The Afghans' response to the wedding incident highlights the importance of scrupulously applying the law of war, investigating any alleged misconduct, and publicizing the result. The Afghan government and people were upset with the apparent loss of civilian life, but they were satisfied with the apology from the U.S. President and the earnest endeavor to investigate and explain what happened. (32) While accidental bombings (based on faulty intelligence) or unintended excessive collateral damage, may occur, coalition targeting procedures have developed to such a fine degree that it is clear they have not intentionally violated the law of war. On the contrary, when compared with previous wars (including carpet bombing or incendiary use against Axis cities (33)), the precision capabilities of the U.S.-led coalition forces make the prevention of collateral damage one of the success stories of the law of war in military operations. Coalition operations have seized the moral high ground by demonstrating that targeting decisions have clearly been calculated to minimize the suffering of civilian populations and minimize excessive collateral damage that characterized many twentieth century wars.
In stark contrast, terrorists and insurgents have intentionally targeted civilians. September 11th stands as one of the greatest war crimes in history as there is no justification under any rational interpretation of the law of armed conflict for the murder of thousands of innocents--their "crime" was merely working in two buildings that served as a symbol of Western economic might and globalization. Subsequent statements by Zawahiri and bin Laden have only accentuated the contrast in motives between Al Qaeda and the military personnel defending freedom in the GWOT. Ayman al-Zawahiri's al Qaeda manifesto, Knights Under the Prophet's Banner, explains that it is legitimate (in his eyes) to strike Western populations, not just their governments and institutions, because "they only know the language of self-interest, backed by brute military force." (34) "In consequence," he adds, "if we want to hold a dialogue with them and cause them to be aware of our rights, we must speak to them in a language they understand." (35) Zawahiri defends suicide attacks as "the most efficient means of inflicting losses on adversaries and the least costly, in human terms, for the mujajedeen." (36) Al Qaeda's leaders have made it clear that the ends justify any asymmetric means, including the intentional targeting of civilian populations.

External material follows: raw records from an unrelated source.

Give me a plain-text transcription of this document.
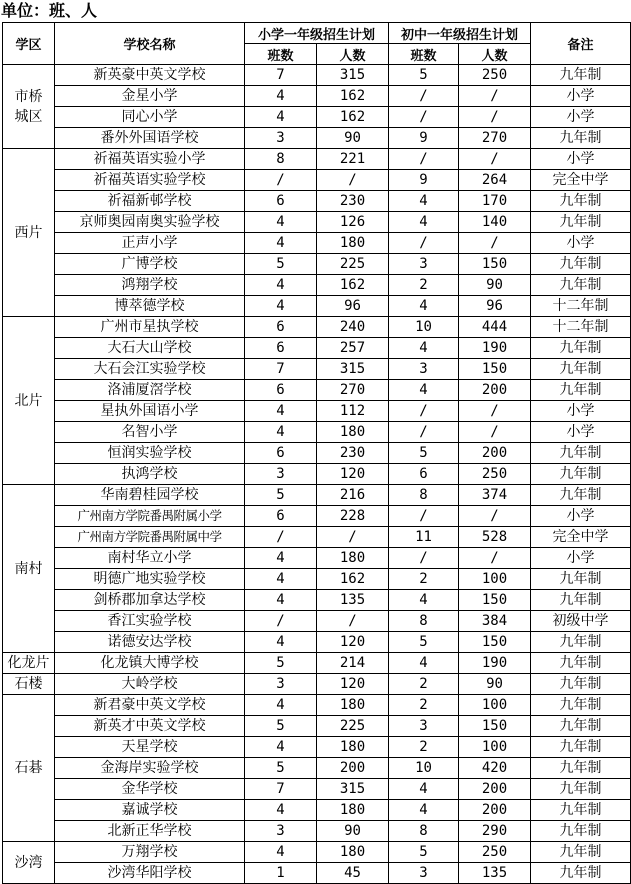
单位：班、人
学区	学校名称	小学一年级招生计划		初中一年级招生计划		备注
		班数	人数	班数	人数	
市桥
城区	新英豪中英文学校	7	315	5	250	九年制
	金星小学	4	162	/	/	小学
	同心小学	4	162	/	/	小学
	番外外国语学校	3	90	9	270	九年制
西片	祈福英语实验小学	8	221	/	/	小学
	祈福英语实验学校	/	/	9	264	完全中学
	祈福新邨学校	6	230	4	170	九年制
	京师奥园南奥实验学校	4	126	4	140	九年制
	正声小学	4	180	/	/	小学
	广博学校	5	225	3	150	九年制
	鸿翔学校	4	162	2	90	九年制
	博萃德学校	4	96	4	96	十二年制
北片	广州市星执学校	6	240	10	444	十二年制
	大石大山学校	6	257	4	190	九年制
	大石会江实验学校	7	315	3	150	九年制
	洛浦厦滘学校	6	270	4	200	九年制
	星执外国语小学	4	112	/	/	小学
	名智小学	4	180	/	/	小学
	恒润实验学校	6	230	5	200	九年制
	执鸿学校	3	120	6	250	九年制
南村	华南碧桂园学校	5	216	8	374	九年制
	广州南方学院番禺附属小学	6	228	/	/	小学
	广州南方学院番禺附属中学	/	/	11	528	完全中学
	南村华立小学	4	180	/	/	小学
	明德广地实验学校	4	162	2	100	九年制
	剑桥郡加拿达学校	4	135	4	150	九年制
	香江实验学校	/	/	8	384	初级中学
	诺德安达学校	4	120	5	150	九年制
化龙片	化龙镇大博学校	5	214	4	190	九年制
石楼	大岭学校	3	120	2	90	九年制
石碁	新君豪中英文学校	4	180	2	100	九年制
	新英才中英文学校	5	225	3	150	九年制
	天星学校	4	180	2	100	九年制
	金海岸实验学校	5	200	10	420	九年制
	金华学校	7	315	4	200	九年制
	嘉诚学校	4	180	4	200	九年制
	北新正华学校	3	90	8	290	九年制
沙湾	万翔学校	4	180	5	250	九年制
	沙湾华阳学校	1	45	3	135	九年制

Al Qaeda in Iraq, led by Zarqawi, as well as the loose confederation of other anti-Iraqi forces, have adopted a similar approach to targeting. They have even been so bold as to explain the disproportionate effect on the Iraqi population as permissible "collateral damage." (37) There is some hope on the horizon for a rejection of the radical values behind the asymmetric terrorist approach. Elections in both Afghanistan and Iraq, combined with increased information from Iraqi citizens about insurgent hideouts and tactics, indicate that the public relations war is turning toward a more universal rejection of these morally repugnant tactics. (38) Attempts by mainstream Sunni political groups to become part of the political process are also a partial recognition that the terrorist tactics threaten to alienate the very population they say they serve.

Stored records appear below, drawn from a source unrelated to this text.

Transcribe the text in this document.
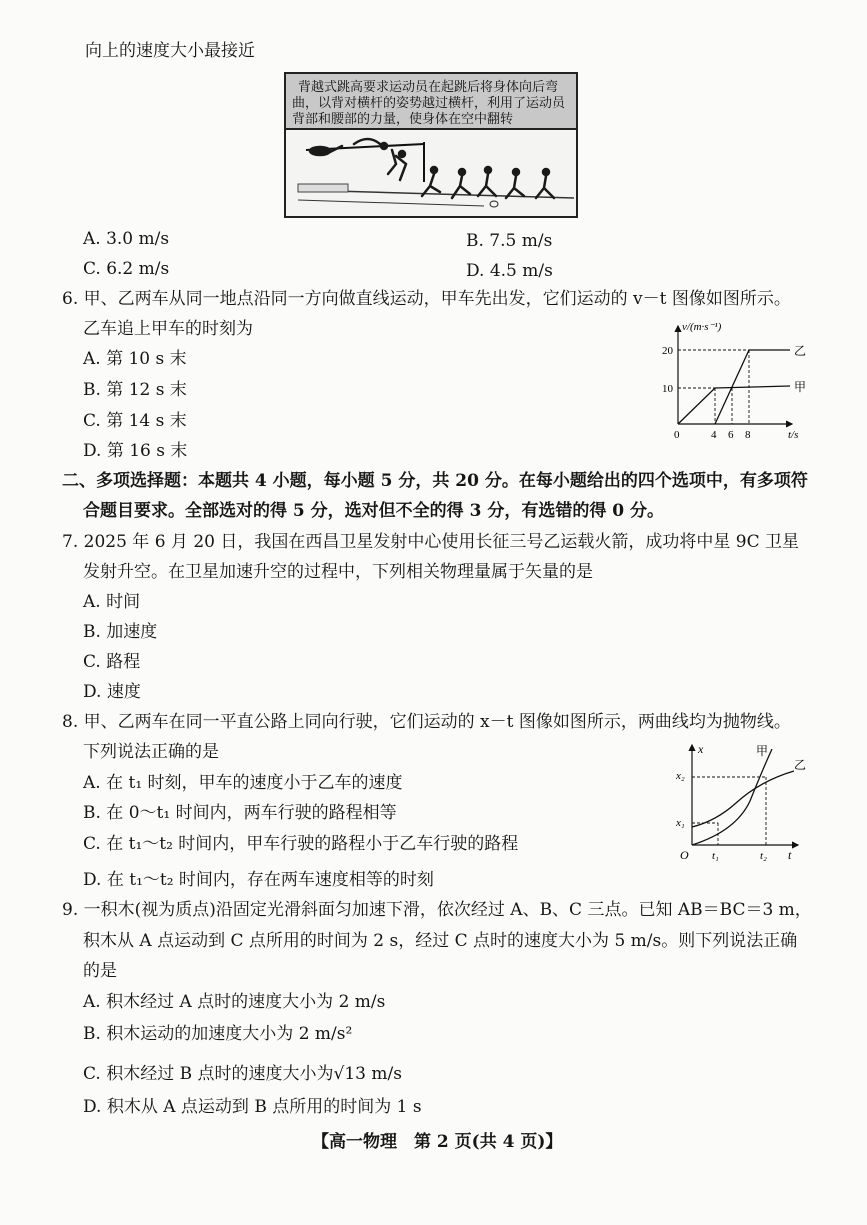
向上的速度大小最接近
背越式跳高要求运动员在起跳后将身体向后弯
曲，以背对横杆的姿势越过横杆，利用了运动员
背部和腰部的力量，使身体在空中翻转
A. 3.0 m/s	B. 7.5 m/s
C. 6.2 m/s	D. 4.5 m/s
6. 甲、乙两车从同一地点沿同一方向做直线运动，甲车先出发，它们运动的 v－t 图像如图所示。
乙车追上甲车的时刻为
A. 第 10 s 末
B. 第 12 s 末
C. 第 14 s 末
D. 第 16 s 末
v/(m·s⁻¹)
t/s
0	4 6 8
10
20	乙
甲
二、多项选择题：本题共 4 小题，每小题 5 分，共 20 分。在每小题给出的四个选项中，有多项符
合题目要求。全部选对的得 5 分，选对但不全的得 3 分，有选错的得 0 分。
7. 2025 年 6 月 20 日，我国在西昌卫星发射中心使用长征三号乙运载火箭，成功将中星 9C 卫星
发射升空。在卫星加速升空的过程中，下列相关物理量属于矢量的是
A. 时间
B. 加速度
C. 路程
D. 速度
8. 甲、乙两车在同一平直公路上同向行驶，它们运动的 x－t 图像如图所示，两曲线均为抛物线。
下列说法正确的是
A. 在 t₁ 时刻，甲车的速度小于乙车的速度
B. 在 0～t₁ 时间内，两车行驶的路程相等
C. 在 t₁～t₂ 时间内，甲车行驶的路程小于乙车行驶的路程
D. 在 t₁～t₂ 时间内，存在两车速度相等的时刻
x
t
O
x₁
x₂
t₁	t₂
甲
乙
9. 一积木(视为质点)沿固定光滑斜面匀加速下滑，依次经过 A、B、C 三点。已知 AB＝BC＝3 m，
积木从 A 点运动到 C 点所用的时间为 2 s，经过 C 点时的速度大小为 5 m/s。则下列说法正确
的是
A. 积木经过 A 点时的速度大小为 2 m/s
B. 积木运动的加速度大小为 2 m/s²
C. 积木经过 B 点时的速度大小为√13 m/s
D. 积木从 A 点运动到 B 点所用的时间为 1 s
【高一物理　第 2 页(共 4 页)】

Treaty-based law and customary international law have continued to progress in this area, by outlawing and sanctioning indiscriminate attacks or attacks directed solely at civilian targets. In 1949, Pictet noted that the motivation for the establishment of a new Fourth Geneva Convention, relating to the protection of civilians, was to prevent the ravages of the kind of "total war" practiced in World Wars I and II from having such a catastrophic impact on the civilian population. (39) While terrorists have expanded their capabilities, and even threatened the use of weapons of mass destruction, the world community has sought to strengthen the application of these protections to civilian populations in international and internal armed conflict. The nations that are signatories to the Geneva Conventions asked that the International Committee of the Red Cross (ICRC) prepare a study on the current state of customary international humanitarian law (the law of war). (40) The ten-year project was recently unveiled, providing a resource for interpretation and some useful rules for practical application of the law of armed conflict in modem conflicts. (41)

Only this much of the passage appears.